A l’écart de République, près d’un canal Saint-Martin devenu mode, Rodolphe Burger vit dans une ancienne peausserie. Il en a gardé une table imposante sur laquelle on travaillait les peaux d’animaux. Près d’un piano, on note la présence de La Chambre claire de Barthes.  » Je suis né fin 1957 et je fais partie de cette génération qui a eu la chance d’être à Paris dans les années fastes, où il y avait une offre intellectuelle incroyable.
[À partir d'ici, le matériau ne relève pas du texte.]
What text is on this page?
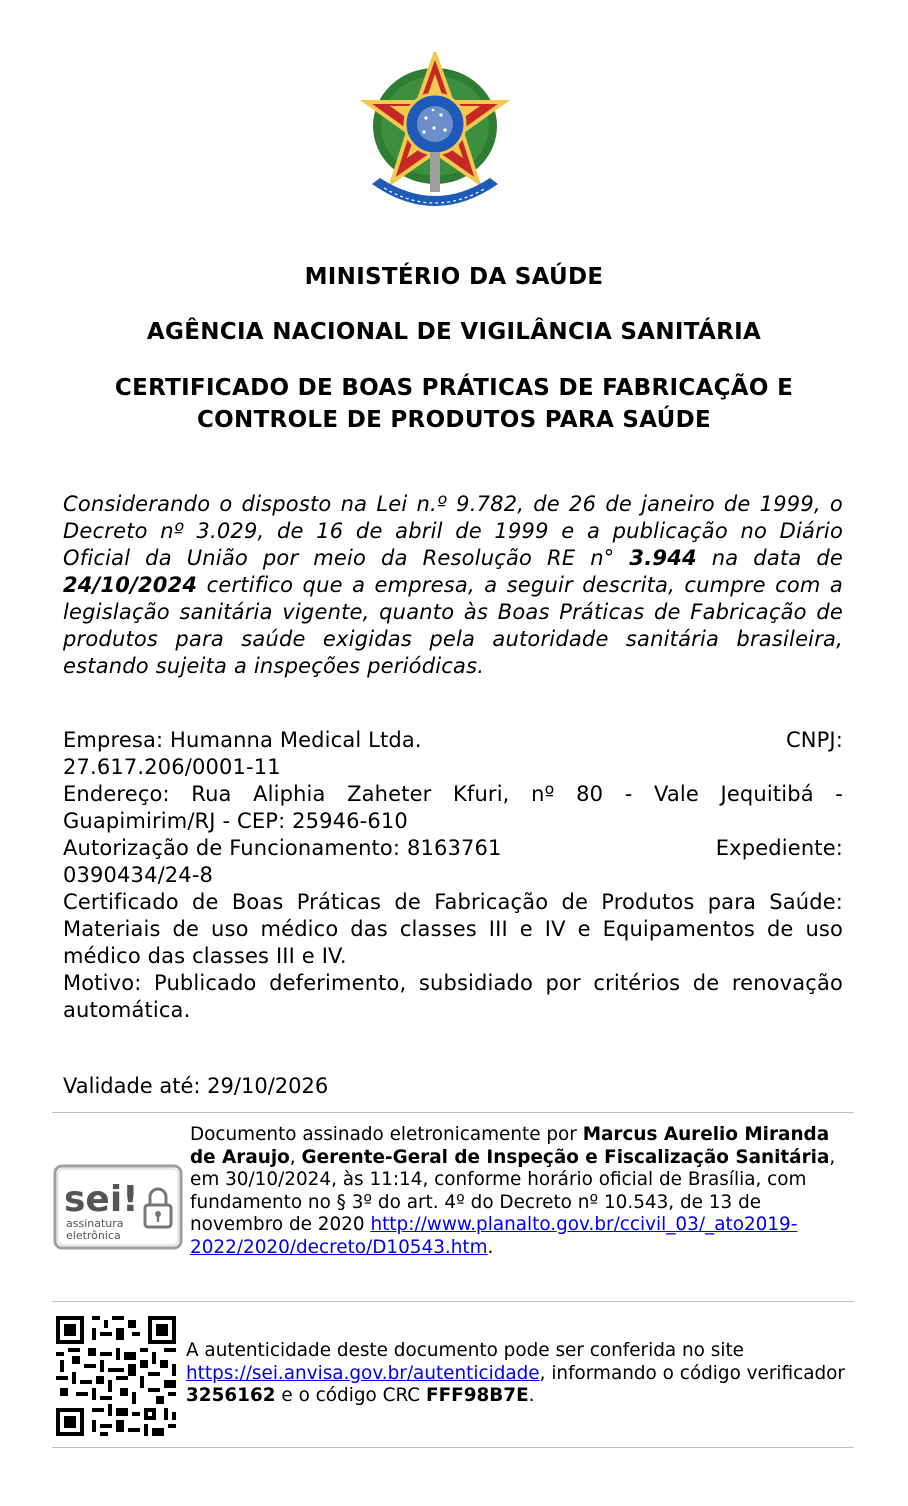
MINISTÉRIO DA SAÚDE
AGÊNCIA NACIONAL DE VIGILÂNCIA SANITÁRIA
CERTIFICADO DE BOAS PRÁTICAS DE FABRICAÇÃO E
CONTROLE DE PRODUTOS PARA SAÚDE
Considerando o disposto na Lei n.º 9.782, de 26 de janeiro de 1999, o Decreto nº 3.029, de 16 de abril de 1999 e a publicação no Diário Oficial da União por meio da Resolução RE n° 3.944 na data de 24/10/2024 certifico que a empresa, a seguir descrita, cumpre com a legislação sanitária vigente, quanto às Boas Práticas de Fabricação de produtos para saúde exigidas pela autoridade sanitária brasileira, estando sujeita a inspeções periódicas.
Empresa: Humanna Medical Ltda.	CNPJ:
27.617.206/0001-11
Endereço: Rua Aliphia Zaheter Kfuri, nº 80 - Vale Jequitibá - Guapimirim/RJ - CEP: 25946-610
Autorização de Funcionamento: 8163761	Expediente:
0390434/24-8
Certificado de Boas Práticas de Fabricação de Produtos para Saúde: Materiais de uso médico das classes III e IV e Equipamentos de uso médico das classes III e IV.
Motivo: Publicado deferimento, subsidiado por critérios de renovação automática.
Validade até: 29/10/2026
sei!
assinatura
eletrônica
Documento assinado eletronicamente por Marcus Aurelio Miranda de Araujo, Gerente-Geral de Inspeção e Fiscalização Sanitária, em 30/10/2024, às 11:14, conforme horário oficial de Brasília, com fundamento no § 3º do art. 4º do Decreto nº 10.543, de 13 de novembro de 2020 http://www.planalto.gov.br/ccivil_03/_ato2019-2022/2020/decreto/D10543.htm.
A autenticidade deste documento pode ser conferida no site https://sei.anvisa.gov.br/autenticidade, informando o código verificador 3256162 e o código CRC FFF98B7E.
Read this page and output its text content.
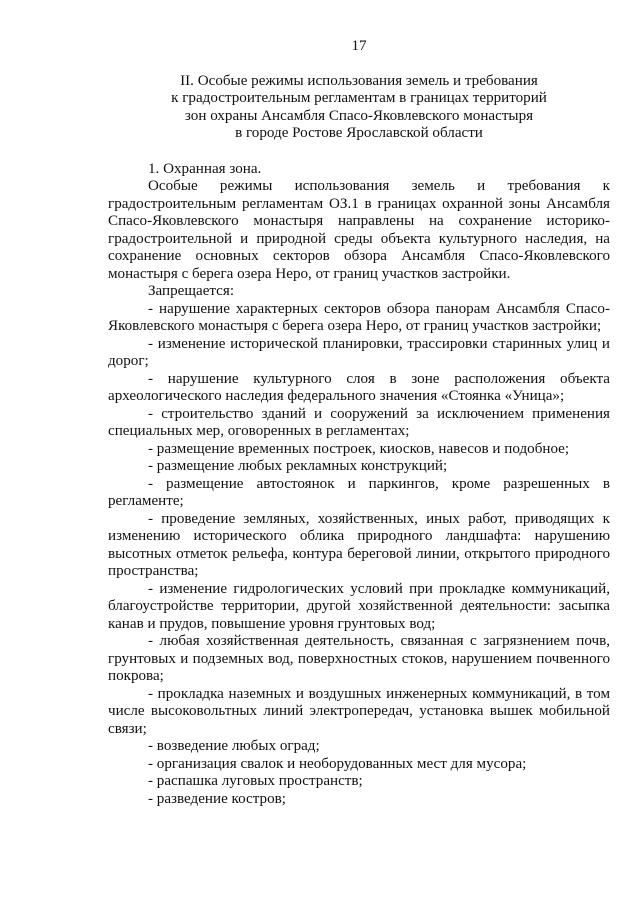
17
II. Особые режимы использования земель и требования
к градостроительным регламентам в границах территорий
зон охраны Ансамбля Спасо-Яковлевского монастыря
в городе Ростове Ярославской области

1. Охранная зона.

Особые режимы использования земель и требования к градостроительным регламентам ОЗ.1 в границах охранной зоны Ансамбля Спасо-Яковлевского монастыря направлены на сохранение историко-градостроительной и природной среды объекта культурного наследия, на сохранение основных секторов обзора Ансамбля Спасо-Яковлевского монастыря с берега озера Неро, от границ участков застройки.

Запрещается:

- нарушение характерных секторов обзора панорам Ансамбля Спасо-Яковлевского монастыря с берега озера Неро, от границ участков застройки;
- изменение исторической планировки, трассировки старинных улиц и дорог;
- нарушение культурного слоя в зоне расположения объекта археологического наследия федерального значения «Стоянка «Уница»;
- строительство зданий и сооружений за исключением применения специальных мер, оговоренных в регламентах;
- размещение временных построек, киосков, навесов и подобное;
- размещение любых рекламных конструкций;
- размещение автостоянок и паркингов, кроме разрешенных в регламенте;
- проведение земляных, хозяйственных, иных работ, приводящих к изменению исторического облика природного ландшафта: нарушению высотных отметок рельефа, контура береговой линии, открытого природного пространства;
- изменение гидрологических условий при прокладке коммуникаций, благоустройстве территории, другой хозяйственной деятельности: засыпка канав и прудов, повышение уровня грунтовых вод;
- любая хозяйственная деятельность, связанная с загрязнением почв, грунтовых и подземных вод, поверхностных стоков, нарушением почвенного покрова;
- прокладка наземных и воздушных инженерных коммуникаций, в том числе высоковольтных линий электропередач, установка вышек мобильной связи;
- возведение любых оград;
- организация свалок и необорудованных мест для мусора;
- распашка луговых пространств;
- разведение костров;
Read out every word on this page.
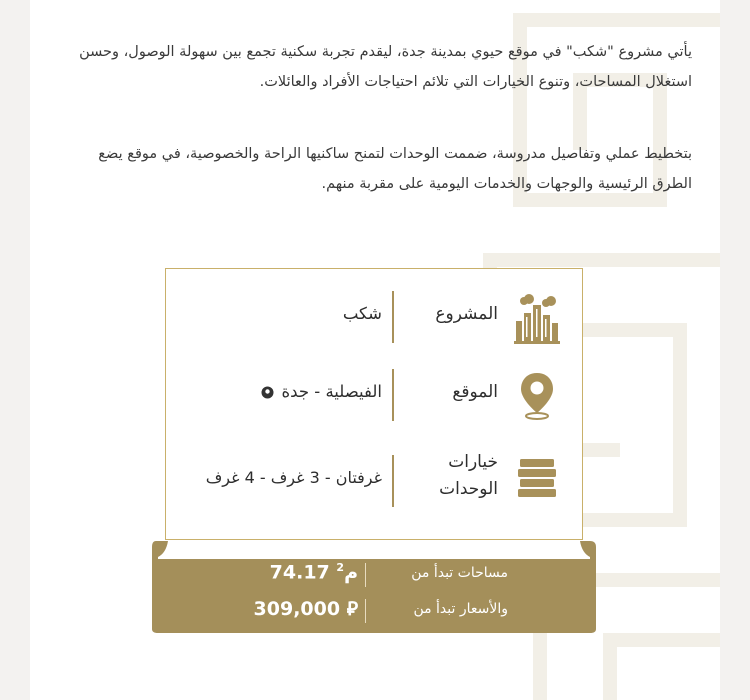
يأتي مشروع "شكب" في موقع حيوي بمدينة جدة، ليقدم تجربة سكنية تجمع بين سهولة الوصول، وحسن استغلال المساحات، وتنوع الخيارات التي تلائم احتياجات الأفراد والعائلات.

بتخطيط عملي وتفاصيل مدروسة، ضممت الوحدات لتمنح ساكنيها الراحة والخصوصية، في موقع يضع الطرق الرئيسية والوجهات والخدمات اليومية على مقربة منهم.

المشروع
شكب
الموقع
الفيصلية - جدة
خيارات
الوحدات
غرفتان - 3 غرف - 4 غرف
مساحات تبدأ من
م$^2$ 74.17
والأسعار تبدأ من
⃁ 309,000
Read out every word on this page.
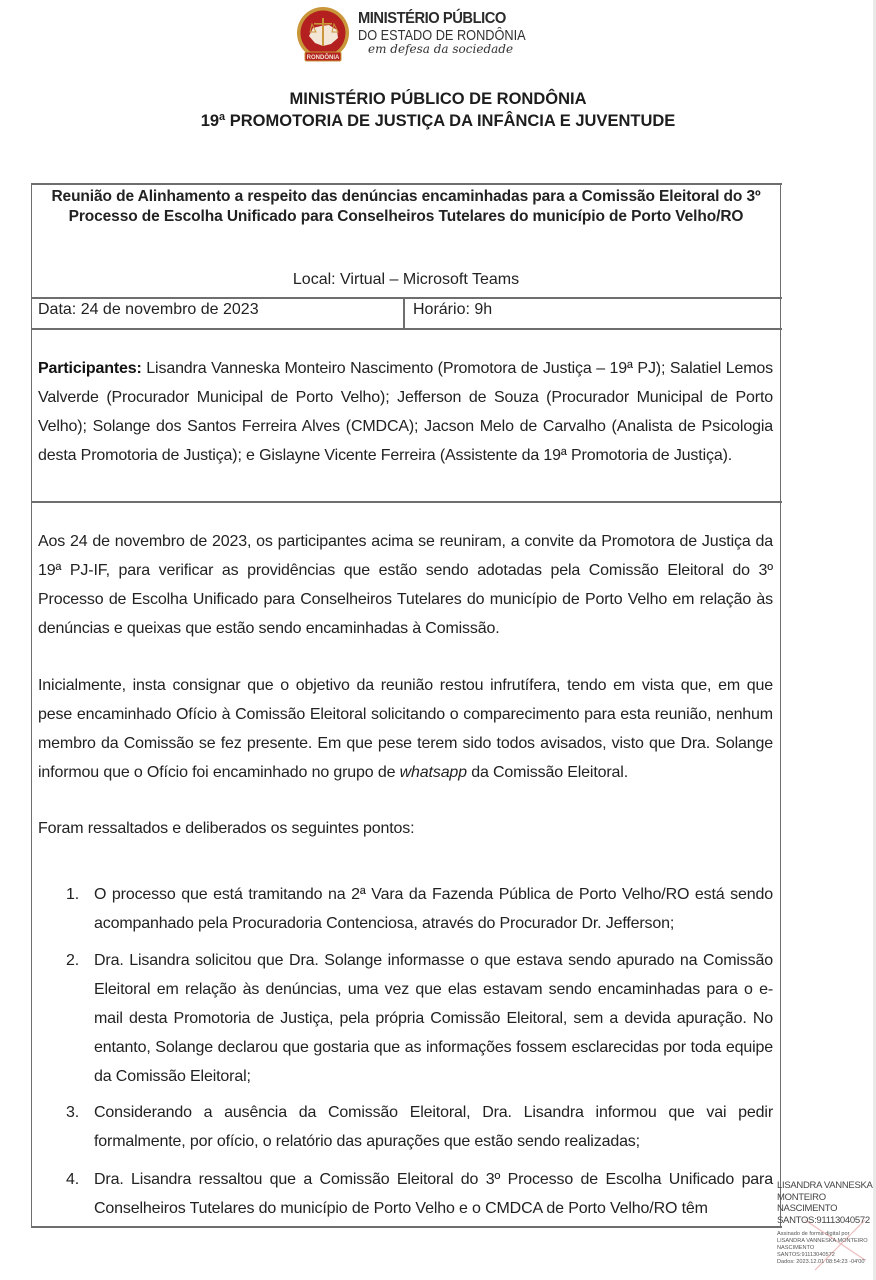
RONDÔNIA
MINISTÉRIO PÚBLICO
DO ESTADO DE RONDÔNIA
em defesa da sociedade
MINISTÉRIO PÚBLICO DE RONDÔNIA
19ª PROMOTORIA DE JUSTIÇA DA INFÂNCIA E JUVENTUDE
Reunião de Alinhamento a respeito das denúncias encaminhadas para a Comissão Eleitoral do 3º Processo de Escolha Unificado para Conselheiros Tutelares do município de Porto Velho/RO
Local: Virtual – Microsoft Teams
Data: 24 de novembro de 2023	Horário: 9h
Participantes: Lisandra Vanneska Monteiro Nascimento (Promotora de Justiça – 19ª PJ); Salatiel Lemos Valverde (Procurador Municipal de Porto Velho); Jefferson de Souza (Procurador Municipal de Porto Velho); Solange dos Santos Ferreira Alves (CMDCA); Jacson Melo de Carvalho (Analista de Psicologia desta Promotoria de Justiça); e Gislayne Vicente Ferreira (Assistente da 19ª Promotoria de Justiça).
Aos 24 de novembro de 2023, os participantes acima se reuniram, a convite da Promotora de Justiça da 19ª PJ-IF, para verificar as providências que estão sendo adotadas pela Comissão Eleitoral do 3º Processo de Escolha Unificado para Conselheiros Tutelares do município de Porto Velho em relação às denúncias e queixas que estão sendo encaminhadas à Comissão.
Inicialmente, insta consignar que o objetivo da reunião restou infrutífera, tendo em vista que, em que pese encaminhado Ofício à Comissão Eleitoral solicitando o comparecimento para esta reunião, nenhum membro da Comissão se fez presente. Em que pese terem sido todos avisados, visto que Dra. Solange informou que o Ofício foi encaminhado no grupo de whatsapp da Comissão Eleitoral.
Foram ressaltados e deliberados os seguintes pontos:
1. O processo que está tramitando na 2ª Vara da Fazenda Pública de Porto Velho/RO está sendo acompanhado pela Procuradoria Contenciosa, através do Procurador Dr. Jefferson;
2. Dra. Lisandra solicitou que Dra. Solange informasse o que estava sendo apurado na Comissão Eleitoral em relação às denúncias, uma vez que elas estavam sendo encaminhadas para o e-mail desta Promotoria de Justiça, pela própria Comissão Eleitoral, sem a devida apuração. No entanto, Solange declarou que gostaria que as informações fossem esclarecidas por toda equipe da Comissão Eleitoral;
3. Considerando a ausência da Comissão Eleitoral, Dra. Lisandra informou que vai pedir formalmente, por ofício, o relatório das apurações que estão sendo realizadas;
4. Dra. Lisandra ressaltou que a Comissão Eleitoral do 3º Processo de Escolha Unificado para Conselheiros Tutelares do município de Porto Velho e o CMDCA de Porto Velho/RO têm
LISANDRA VANNESKA
MONTEIRO
NASCIMENTO
SANTOS:91113040572
Assinado de forma digital por
LISANDRA VANNESKA MONTEIRO
NASCIMENTO
SANTOS:91113040572
Dados: 2023.12.01 08:54:23 -04'00'
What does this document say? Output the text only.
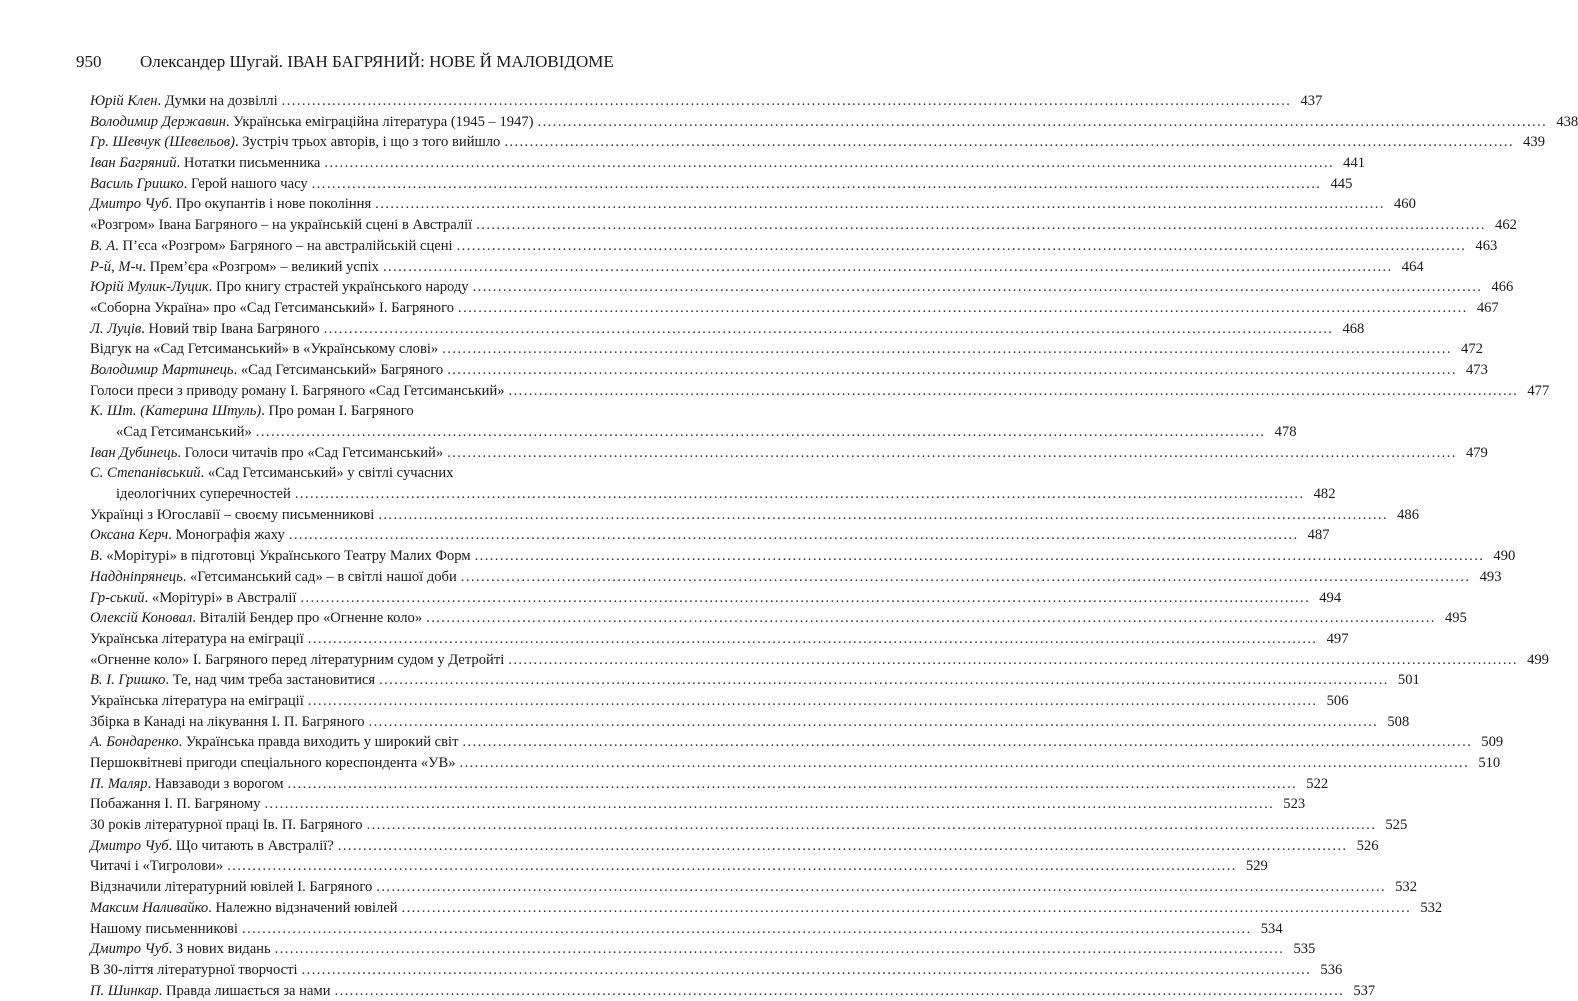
950 Олександер Шугай. ІВАН БАГРЯНИЙ: НОВЕ Й МАЛОВІДОМЕ
Юрій Клен. Думки на дозвіллі ........................................................................................................................................................................................................ 437
Володимир Державин. Українська еміграційна література (1945 – 1947) ........................................................................................................................................................................................................ 438
Гр. Шевчук (Шевельов). Зустріч трьох авторів, і що з того вийшло ........................................................................................................................................................................................................ 439
Іван Багряний. Нотатки письменника ........................................................................................................................................................................................................ 441
Василь Гришко. Герой нашого часу ........................................................................................................................................................................................................ 445
Дмитро Чуб. Про окупантів і нове покоління ........................................................................................................................................................................................................ 460
«Розгром» Івана Багряного – на українській сцені в Австралії ........................................................................................................................................................................................................ 462
В. А. П’єса «Розгром» Багряного – на австралійській сцені ........................................................................................................................................................................................................ 463
Р-й, М-ч. Прем’єра «Розгром» – великий успіх ........................................................................................................................................................................................................ 464
Юрій Мулик-Луцик. Про книгу страстей українського народу ........................................................................................................................................................................................................ 466
«Соборна Україна» про «Сад Гетсиманський» І. Багряного ........................................................................................................................................................................................................ 467
Л. Луців. Новий твір Івана Багряного ........................................................................................................................................................................................................ 468
Відгук на «Сад Гетсиманський» в «Українському слові» ........................................................................................................................................................................................................ 472
Володимир Мартинець. «Сад Гетсиманський» Багряного ........................................................................................................................................................................................................ 473
Голоси преси з приводу роману І. Багряного «Сад Гетсиманський» ........................................................................................................................................................................................................ 477
К. Шт. (Катерина Штуль). Про роман І. Багряного
«Сад Гетсиманський» ........................................................................................................................................................................................................ 478
Іван Дубинець. Голоси читачів про «Сад Гетсиманський» ........................................................................................................................................................................................................ 479
С. Степанівський. «Сад Гетсиманський» у світлі сучасних
ідеологічних суперечностей ........................................................................................................................................................................................................ 482
Українці з Югославії – своєму письменникові ........................................................................................................................................................................................................ 486
Оксана Керч. Монографія жаху ........................................................................................................................................................................................................ 487
В. «Морітурі» в підготовці Українського Театру Малих Форм ........................................................................................................................................................................................................ 490
Наддніпрянець. «Гетсиманський сад» – в світлі нашої доби ........................................................................................................................................................................................................ 493
Гр-ський. «Морітурі» в Австралії ........................................................................................................................................................................................................ 494
Олексій Коновал. Віталій Бендер про «Огненне коло» ........................................................................................................................................................................................................ 495
Українська література на еміграції ........................................................................................................................................................................................................ 497
«Огненне коло» І. Багряного перед літературним судом у Детройті ........................................................................................................................................................................................................ 499
В. І. Гришко. Те, над чим треба застановитися ........................................................................................................................................................................................................ 501
Українська література на еміграції ........................................................................................................................................................................................................ 506
Збірка в Канаді на лікування І. П. Багряного ........................................................................................................................................................................................................ 508
А. Бондаренко. Українська правда виходить у широкий світ ........................................................................................................................................................................................................ 509
Першоквітневі пригоди спеціального кореспондента «УВ» ........................................................................................................................................................................................................ 510
П. Маляр. Навзаводи з ворогом ........................................................................................................................................................................................................ 522
Побажання І. П. Багряному ........................................................................................................................................................................................................ 523
30 років літературної праці Ів. П. Багряного ........................................................................................................................................................................................................ 525
Дмитро Чуб. Що читають в Австралії? ........................................................................................................................................................................................................ 526
Читачі і «Тигролови» ........................................................................................................................................................................................................ 529
Відзначили літературний ювілей І. Багряного ........................................................................................................................................................................................................ 532
Максим Наливайко. Належно відзначений ювілей ........................................................................................................................................................................................................ 532
Нашому письменникові ........................................................................................................................................................................................................ 534
Дмитро Чуб. З нових видань ........................................................................................................................................................................................................ 535
В 30-ліття літературної творчості ........................................................................................................................................................................................................ 536
П. Шинкар. Правда лишається за нами ........................................................................................................................................................................................................ 537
On pouvait aller écouter Foucault, Derrida, Lacan et bien sûr les fameuses interventions de Barthes au Collège de France. » A sa manière, Burger est aussi un dépeceur d’idées, mais il vient d’un autre espace que le Basque Barthes: une vallée isolée d’Alsace où il grandit dans une maison qui jouxte la scierie familiale de Sainte-Marie-aux-Mines. Il en a encore l’odeur dans le nez.  » Et la crainte des incendies. On était dans une ville avec un glorieux passé minier qui avait connu les belles heures du textile puis avait, comme tant d’autres, décliné. J’y ai formé un groupe rock, joué aux publications clandestines, fait de la politique avec toujours une certaine idée de résistance. » Celle-ci vient aussi de l’Histoire de la région, enjeu entre la France et l’Allemagne:  » La ferme d’Alsace où j’ai aujourd’hui mon studio a été construite sur les ruines d’une maison canardée, la forêt voisine est toujours pleine de vestiges, de bunkers et un cimetière allemand de la Première Guerre y est caché. L’allemand était pour moi la langue de la souffrance, pendant très longtemps j’ai refusé de le parler. Mon père avait été enrôlé de force dans l’armée allemande, il avait failli être fusillé par la Gestapo, il avait déserté. Mais ma grand-mère incarnait cette formidable culture allemande d' »avant », la musique, la philosophie. »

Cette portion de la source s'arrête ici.